The Green Bronx
Lecture by Joan Byron and Artur Filip

  • The Green Bronx

    Joan Byron

The New York City is one of the most rapidly changing cities in the world. Although Manhattan has already reached its famous shape in the XX century, the whole city area is still metamorphosing.

The Bronx borough, for example, which since 1970s had used to be recognized as a symbol of urban decay and a black ghetto, is never the same again. The Bronx is now becoming more and more... green! And furthermore, civic and grassroots initiatives have performed a key function in this transformation.

One of the projects, which are the most representative for the Bronx resurgence, is the Bronx River Greenway. This idea of restoring the Bronx River and of creating an 8-mile long park path along the water was initiated by local activists and is presently developed by the Bronx River Alliance – an extraordinary partnership of local grassroots organizations and city departments. The project has been also supported by the New York academic-based organization, the Pratt Center for Community Development.

Our special guest, Joan Byron, as an urban planner working for the Pratt Center, has been engaged in developing of few Bronx projects, the Bronx greenway among others. At the meeting she will tell about them and share her practical experience.
 

Joan Byron is an architect and urban planner leading Pratt Center’s research and advocacy work on issues of social, economic, and environmental justice in New York City. Her current and recent projects include post-Sandy rebuilding and resilience; supporting the Queens Fairness Coalition’s campaign for Flushing Meadows Corona Park; Pratt Center’s Transportation Equity atlas and campaign for a citywide Bus Rapid Transit network; support of the Bronx River Alliance partnership; and, with the Southern Bronx River Watershed Alliance, the campaign to replace the 1.25-mile Sheridan Expressway with waterfront housing and open space.

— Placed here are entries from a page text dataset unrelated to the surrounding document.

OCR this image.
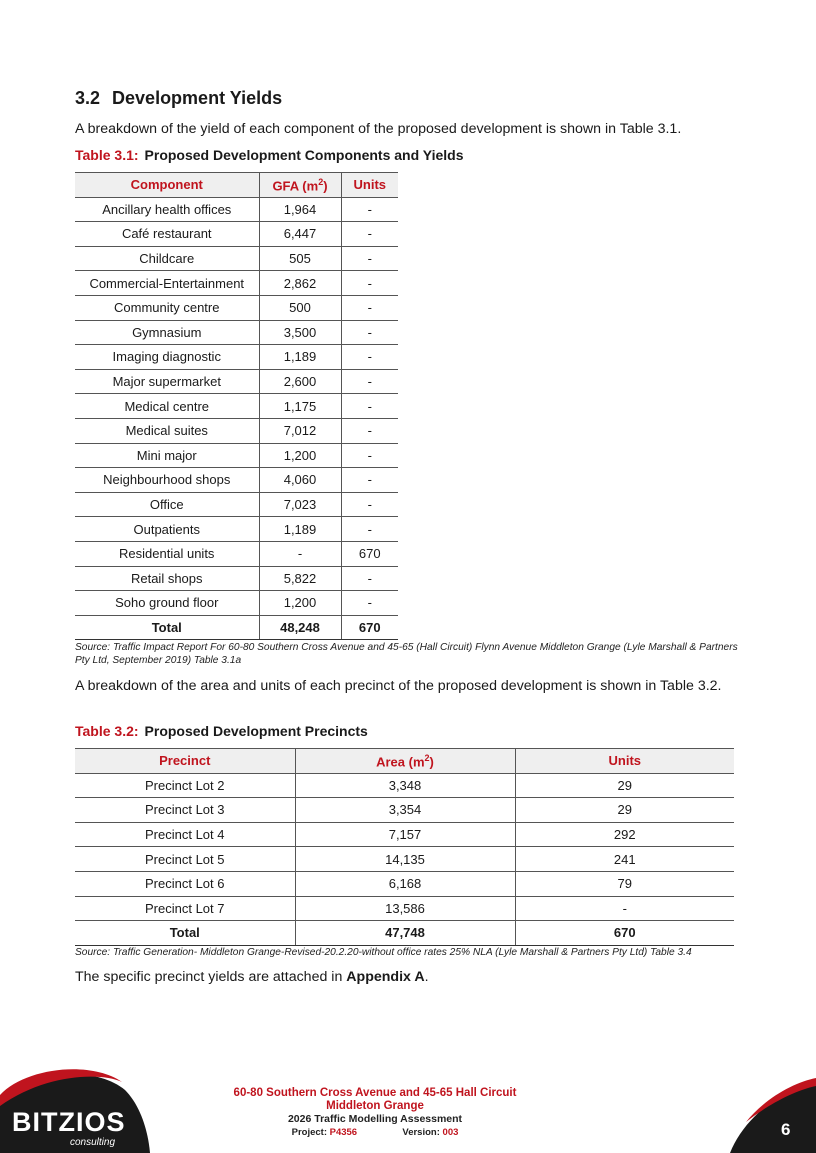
3.2 Development Yields
A breakdown of the yield of each component of the proposed development is shown in Table 3.1.
Table 3.1: Proposed Development Components and Yields
Component	GFA $(m^2)$	Units
Ancillary health offices	1,964	-
Café restaurant	6,447	-
Childcare	505	-
Commercial-Entertainment	2,862	-
Community centre	500	-
Gymnasium	3,500	-
Imaging diagnostic	1,189	-
Major supermarket	2,600	-
Medical centre	1,175	-
Medical suites	7,012	-
Mini major	1,200	-
Neighbourhood shops	4,060	-
Office	7,023	-
Outpatients	1,189	-
Residential units	-	670
Retail shops	5,822	-
Soho ground floor	1,200	-
Total	48,248	670
Source: Traffic Impact Report For 60-80 Southern Cross Avenue and 45-65 (Hall Circuit) Flynn Avenue Middleton Grange (Lyle Marshall & Partners Pty Ltd, September 2019) Table 3.1a
A breakdown of the area and units of each precinct of the proposed development is shown in Table 3.2.
Table 3.2: Proposed Development Precincts
Precinct	Area $(m^2)$	Units
Precinct Lot 2	3,348	29
Precinct Lot 3	3,354	29
Precinct Lot 4	7,157	292
Precinct Lot 5	14,135	241
Precinct Lot 6	6,168	79
Precinct Lot 7	13,586	-
Total	47,748	670
Source: Traffic Generation- Middleton Grange-Revised-20.2.20-without office rates 25% NLA (Lyle Marshall & Partners Pty Ltd) Table 3.4
The specific precinct yields are attached in Appendix A.
BITZIOS
consulting
60-80 Southern Cross Avenue and 45-65 Hall Circuit Middleton Grange
2026 Traffic Modelling Assessment
Project: P4356	Version: 003	6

Artur Jerzy Filip is an architect and urban planner. He has been engaged in public work related to grassroots initiatives, such as the Music Quarter and the Warsaw Cultural Trail which deal with the Warsaw Embankment. For the latter one he got scholarships granted by the City of Warsaw (double awarded, years 2012 and 2013) and by the Ministry of Culture and National Heritage (2011). Now he is preparing a PhD dissertation, which considers American bottom-up partnerships advocating for large-scale urban developments.
 

The Pratt Center for Community Development - founded by the faculty of the Pratt Institute in 1963, is the oldest university-based community planning organization in the U.S. For 50 years the Pratt Center has worked for a more sustainable and equitable New York City in partnership with community-based organizations, small businesses and policymakers.